To determine the best developmental stage of donor embryos for yielding the highest number of clones per embryo, we compared the efficiencies of nuclear transfer when using blastomeres from morulae or morulae at cavitation, or when using inner-cell-mass cells of blastocysts as nuclear donors. This comparison was done both on in vivo-derived and in vitro-produced donor embryos. In experiment 1, with in vivo-derived donor embryos, nuclei from morulae at cavitation supported the development of nuclear transfer embryos to the blastocyst stage (36%) at a rate similar to that of nuclei from morulae (27%), blastomeres from morulae at cavitation being superior (P < 0.05) to inner-cell-mass cells from blastocysts (21%).
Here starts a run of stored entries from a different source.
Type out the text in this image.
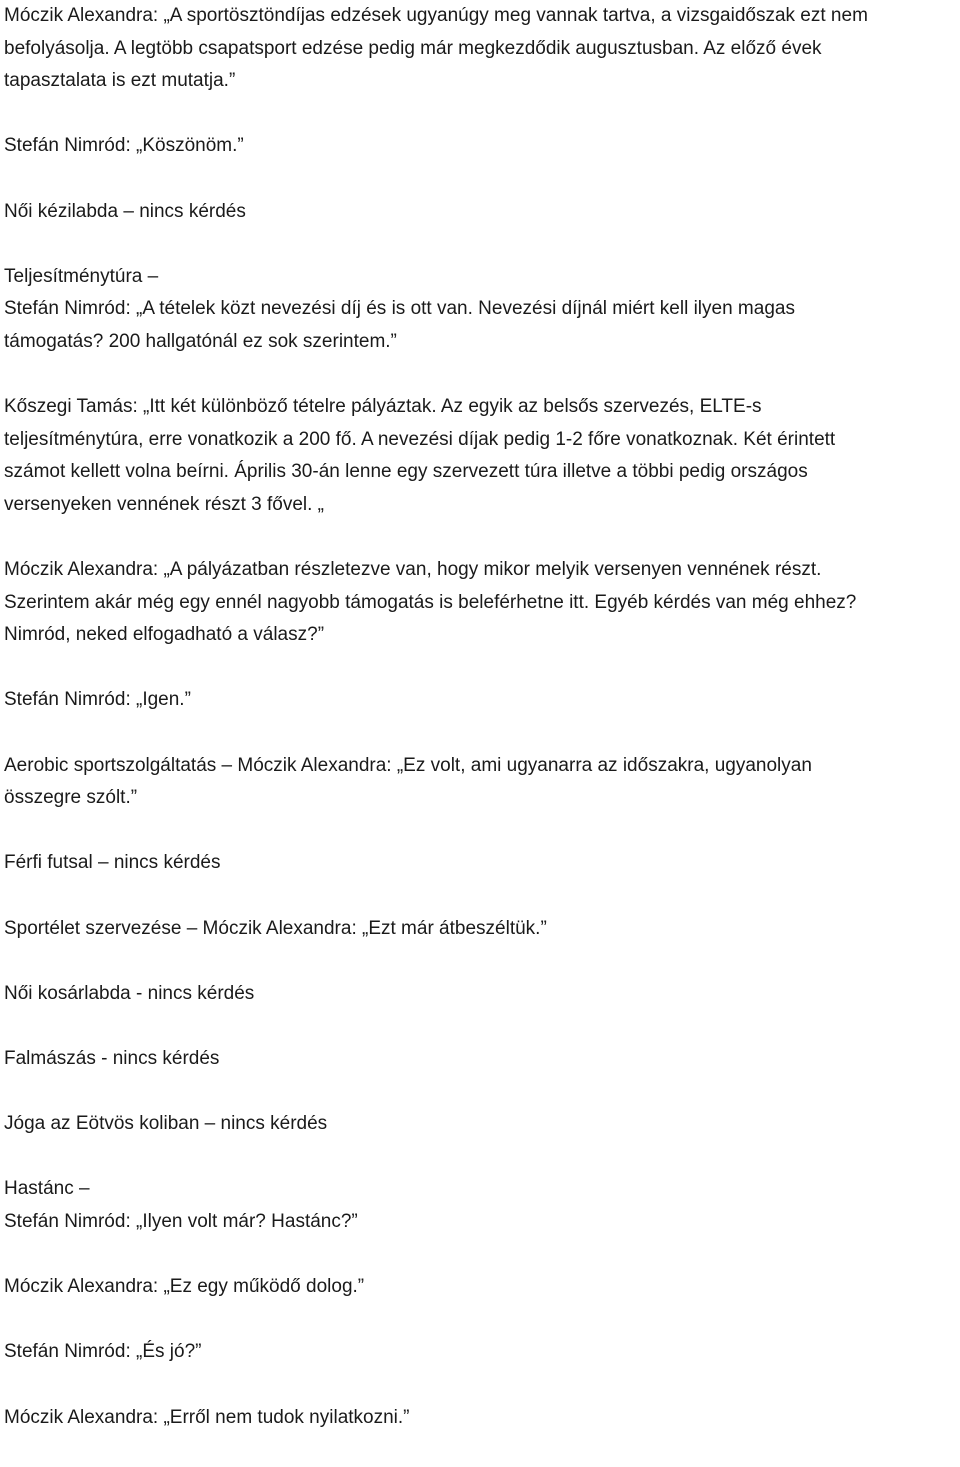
Móczik Alexandra: „A sportösztöndíjas edzések ugyanúgy meg vannak tartva, a vizsgaidőszak ezt nem
befolyásolja. A legtöbb csapatsport edzése pedig már megkezdődik augusztusban. Az előző évek
tapasztalata is ezt mutatja.”

Stefán Nimród: „Köszönöm.”

Női kézilabda – nincs kérdés

Teljesítménytúra –

Stefán Nimród: „A tételek közt nevezési díj és is ott van. Nevezési díjnál miért kell ilyen magas
támogatás? 200 hallgatónál ez sok szerintem.”

Kőszegi Tamás: „Itt két különböző tételre pályáztak. Az egyik az belsős szervezés, ELTE-s
teljesítménytúra, erre vonatkozik a 200 fő. A nevezési díjak pedig 1-2 főre vonatkoznak. Két érintett
számot kellett volna beírni. Április 30-án lenne egy szervezett túra illetve a többi pedig országos
versenyeken vennének részt 3 fővel. „

Móczik Alexandra: „A pályázatban részletezve van, hogy mikor melyik versenyen vennének részt.
Szerintem akár még egy ennél nagyobb támogatás is beleférhetne itt. Egyéb kérdés van még ehhez?
Nimród, neked elfogadható a válasz?”

Stefán Nimród: „Igen.”

Aerobic sportszolgáltatás – Móczik Alexandra: „Ez volt, ami ugyanarra az időszakra, ugyanolyan
összegre szólt.”

Férfi futsal – nincs kérdés

Sportélet szervezése – Móczik Alexandra: „Ezt már átbeszéltük.”

Női kosárlabda - nincs kérdés

Falmászás - nincs kérdés

Jóga az Eötvös koliban – nincs kérdés

Hastánc –

Stefán Nimród: „Ilyen volt már? Hastánc?”

Móczik Alexandra: „Ez egy működő dolog.”

Stefán Nimród: „És jó?”

Móczik Alexandra: „Erről nem tudok nyilatkozni.”
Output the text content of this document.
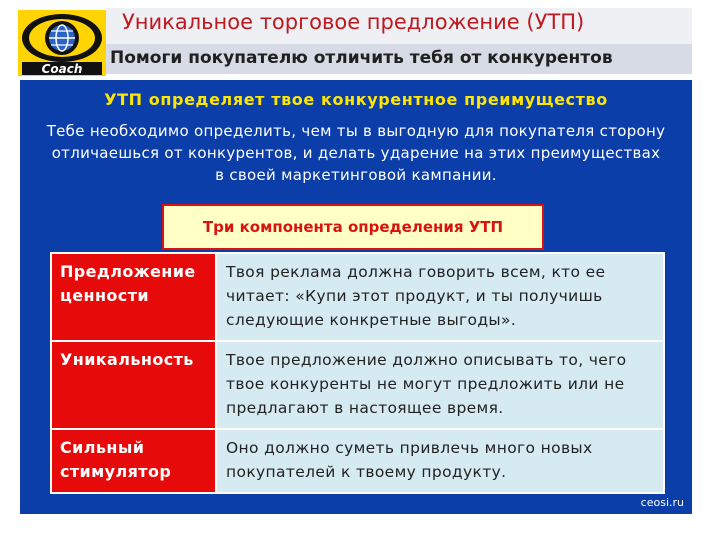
Coach
Уникальное торговое предложение (УТП)
Помоги покупателю отличить тебя от конкурентов
УТП определяет твое конкурентное преимущество
Тебе необходимо определить, чем ты в выгодную для покупателя сторону отличаешься от конкурентов, и делать ударение на этих преимуществах в своей маркетинговой кампании.
Три компонента определения УТП
Предложение ценности
Твоя реклама должна говорить всем, кто ее читает: «Купи этот продукт, и ты получишь следующие конкретные выгоды».
Уникальность	Твое предложение должно описывать то, чего твое конкуренты не могут предложить или не предлагают в настоящее время.
Сильный стимулятор
Оно должно суметь привлечь много новых покупателей к твоему продукту.
ceosi.ru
The number of blastocysts per donor embryo was significantly (P < 0.05) higher when using nuclei from morulae at cavitation (15.7 +/- 4.1) rather than nuclei from morulae (9.8 +/- 5.5) or blastocysts (6.3 +/- 3.3). With in vitro-produced donor embryos (experiment 2), nuclei from morulae yielded slightly more blastocysts (32%) than nuclei from morulae at cavitation (29%), both stages being superior to nuclei from blastocysts (15% development to the blastocyst stage). Morulae at cavitation yielded a higher number of cloned blastocysts per donor embryo (11.5 +/- 5.9) than did morulae (9.3 +/- 3.2) and blastocysts (3.3 +/- 1.4). Transfer of cloned embryos originating from in vivo-derived morulae, morulae at cavitation, and blastocysts resulted in four pregnancies (10%), three pregnancies (7%), and one (17%) pregnancy on day 45. The corresponding numbers of calves born were 3 (4%), 3 (7%), and 0, respectively. After transfer of blastocysts derived from in vitro nuclear donor morulae (n = 16) and morulae at cavitation (n = 7), two (20%) and two (50%) recipients, respectively, were pregnant on day 45. However, transfer of seven cloned embryos from in vitro donor blastocysts to three recipients did not result in a pregnancy. Using in vitro-produced donor embryos, calves were only obtained from morula-stage donors (13%). Our results indicate that the developmental stage of donor embryos affects the efficiency of nuclear transfer, with morulae at cavitation yielding a high number of cloned blastocysts.
为了确定供体胚胎的最佳发育阶段,以便每个胚胎产生最多数量的克隆体,我们比较了使用桑葚胚或处于囊胚腔形成阶段的桑葚胚的卵裂球,或使用囊胚的内细胞团细胞作为核供体时的核移植效率。这种比较在体内来源和体外生产的供体胚胎上均进行。在实验1中,对于体内来源的供体胚胎,处于囊胚腔形成阶段的桑葚胚的细胞核支持核移植胚胎发育到囊胚阶段的比例(36%)与桑葚胚的细胞核(27%)相似,处于囊胚腔形成阶段的桑葚胚的卵裂球优于(P<0.05)囊胚的内细胞团细胞(21%)。当使用处于囊胚腔形成阶段的桑葚胚的细胞核(15.7±4.1)时,每个供体胚胎产生的囊胚数量显著(P<0.05)高于使用桑葚胚的细胞核(9.8±5.5)或囊胚的细胞核(6.3±3.3)时。对于体外生产的供体胚胎(实验2),桑葚胚的细胞核产生的囊胚(32%)略多于处于囊胚腔形成阶段的桑葚胚的细胞核(29%),这两个阶段均优于囊胚的细胞核(发育到囊胚阶段的比例为15%)。处于囊胚腔形成阶段的桑葚胚每个供体胚胎产生的克隆囊胚数量(11.5±5.9)高于桑葚胚(9.3±3.2)和囊胚(3.3±1.4)。移植源自体内来源的桑葚胚、处于囊胚腔形成阶段的桑葚胚和囊胚的克隆胚胎,在第45天时分别有4例妊娠(10%)、3例妊娠(7%)和1例妊娠(17%)成功。相应出生的犊牛数量分别为3头(4%)、3头(7%)和0头。在移植源自体外核供体桑葚胚(n = 16)和处于囊胚腔形成阶段的桑葚胚(n = 7)的囊胚后,分别有2例(20%)和2例(50%)受体在第45天时怀孕。然而,将7个源自体外供体囊胚的克隆胚胎移植到3个受体中未获得妊娠成功。使用体外生产的供体胚胎时,仅从桑葚胚阶段的供体获得了犊牛(13%)。我们的结果表明,供体胚胎的发育阶段会影响核移植效率,处于囊胚腔形成阶段的桑葚胚能产生大量克隆囊胚。